Every morning as I am getting ready, I revel in the silence. It's not because the rest of the world, the rest of the morning and the whole afternoon mean noise. Mostly I just haven't had time to think yet. I haven't had time to worry, to analyze anything or budget or make charts, answer questions or ask them. I never read my emails before this moment of my day.
These quiet, morning moments make me feel like a child. I just woke up from a dream, that I often remember, and now is my time to act. Opportunities are endless, I say to myself as I grip my hair with a curler. I definitely need to rearrange the storefront today, I say as I swipe my mascara and recall my dream about Christmas traffic (in October!). But often in these moments, as I mentally prep for my day, pray for my leadership and challenge myself to brainstorm new ideas - I forget to be thankful. I forget how thankful I am for the people who have influenced my company and who carry it today.
Recently I was out of the country on my honeymoon and my team worked overtime to fulfill wholesale orders, take care of my sick puppy and respond to each and every customer that emailed or came into our storefront. They didn't complain ONE PEEP. Not one negative comment when I returned. Not one feeling of doubt. In fact, it took a couple of weeks before I heard about the bumps in the road while I was away. They just laughed them off.
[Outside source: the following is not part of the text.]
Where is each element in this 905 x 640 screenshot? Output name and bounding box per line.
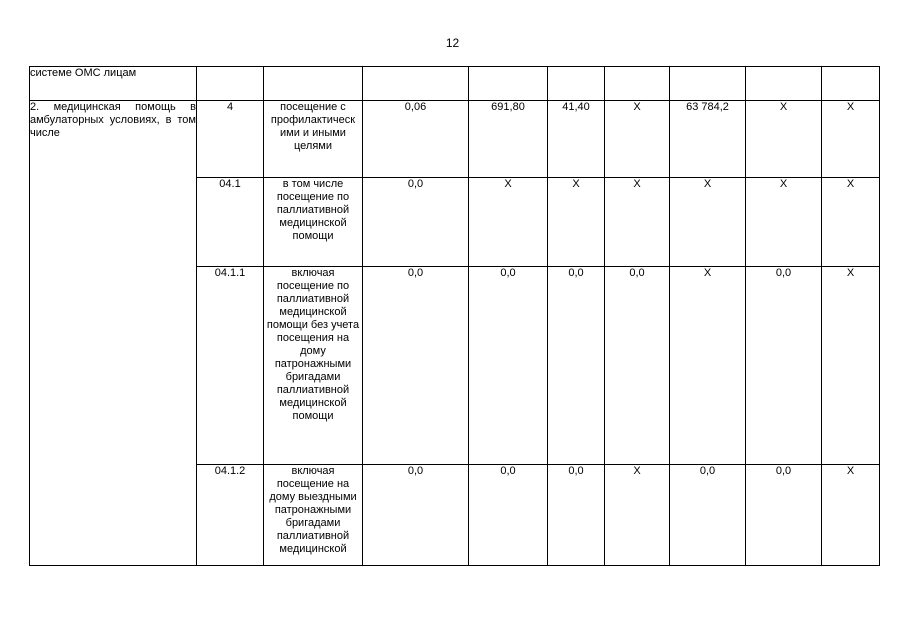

How much respect I have for them. That they are willing and able to stay late to work, to ask their husbands to lend a hand with packaging and to sweep and mop the entire 1,500 square foot studio so that our puppy would stop eating dust balls and getting sick. They are AMAZING. That's why I am striving to reach a moment of silence at night also. Just one moment of silence to revel in thankfulness - for my team, my job, my husband and the gifts that God gives us. I am truly undeserving of all that He continually pours out.